Reissued.com
- Industry: E-commerce
- Founded: 2014
- Founder: Jennifer DeLonge
- Headquarters: Encinitas, California, U.S.A.
- Key people: Jennifer DeLonge, Founder & Chief Curator Scott Ballantyne, CEO
- Products: Vintage Merchandise
- Website: reissued.com

= Reissued.com =

Reissued.com was an online marketplace for vintage, rare, and one-of-a-kind merchandise. Founded by product and interior designer Jennifer DeLonge, it operated as a curated marketplace with items ranging from fashion, furniture, art, and music. Curators chosen by the company pick items they wish to sell to their followers, causing a comparison of the company to Twitter and Instagram. Headquartered in Encinitas, California, revenue for the company was generated from service fees from items sold through the marketplace.

==History==

Reissued.com was founded by Jennifer DeLonge in 2014. She created the site combining her love of vintage shopping with mobile commerce, launching as a mobile app available through the iTunes Store in May 2014. Initially considered an enterprise social network, curators chosen by the company are allowed to sell vintage items to their followers. Initial curators included Decades, Urban Americana, OneFortyThree, A Current Affair, Ascot & Hart, and DeLonge herself. The company allows curators to control their own profiles and select the items that they wish to sell, allowing for affordable items to be sold alongside high-end collectibles. Revenue for the site is generated from taking a small portion of each transaction as a service fee.
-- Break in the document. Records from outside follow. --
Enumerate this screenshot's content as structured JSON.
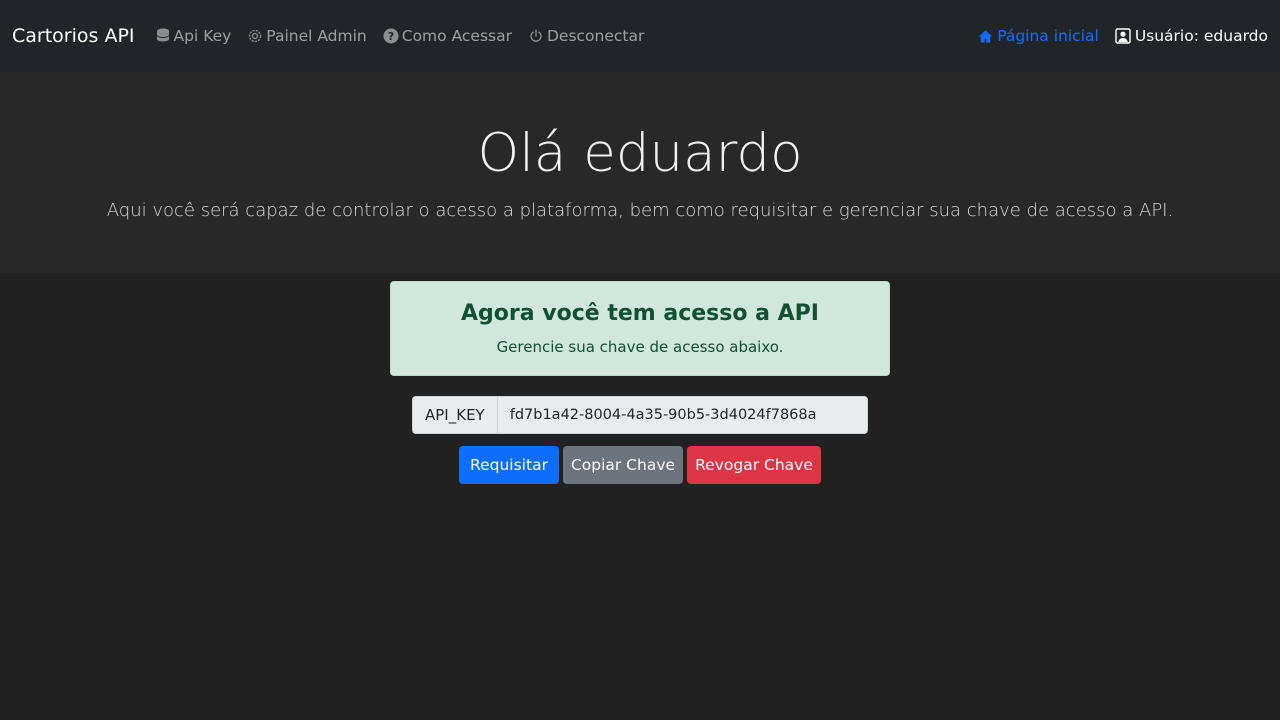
{
  "navbar": {
    "brand": "Cartorios API",
    "links": [
      {
        "label": "Api Key",
        "icon": "database-icon"
      },
      {
        "label": "Painel Admin",
        "icon": "gear-icon"
      },
      {
        "label": "Como Acessar",
        "icon": "question-circle-icon"
      },
      {
        "label": "Desconectar",
        "icon": "power-icon"
      }
    ],
    "home_label": "Página inicial",
    "user_label": "Usuário: eduardo"
  },
  "hero": {
    "title": "Olá eduardo",
    "subtitle": "Aqui você será capaz de controlar o acesso a plataforma, bem como requisitar e gerenciar sua chave de acesso a API."
  },
  "alert": {
    "heading": "Agora você tem acesso a API",
    "text": "Gerencie sua chave de acesso abaixo."
  },
  "api_key": {
    "label": "API_KEY",
    "value": "fd7b1a42-8004-4a35-90b5-3d4024f7868a"
  },
  "actions": {
    "request_label": "Requisitar",
    "copy_label": "Copiar Chave",
    "revoke_label": "Revogar Chave"
  },
  "colors": {
    "navbar_bg": "#212529",
    "page_bg": "#212121",
    "hero_bg": "#282828",
    "primary": "#0d6efd",
    "secondary": "#6c757d",
    "danger": "#dc3545",
    "success_bg": "#d1e7dd",
    "success_text": "#0f5132"
  }
}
Additional items included 20 pieces of Anjelica Huston's personal wardrobe, ranging in price from $200 to $1,200 each.

Funding for Reissued.com came from undisclosed investors in the amount of $500,000. To launch the app, the company brought on 14 employees which included an advisory board of notable executives such as Gary Swart, Fab co-founder Brad Shellhammer, and Michael Levinson from Facebook.

The company website and app have been defunct since April 2015.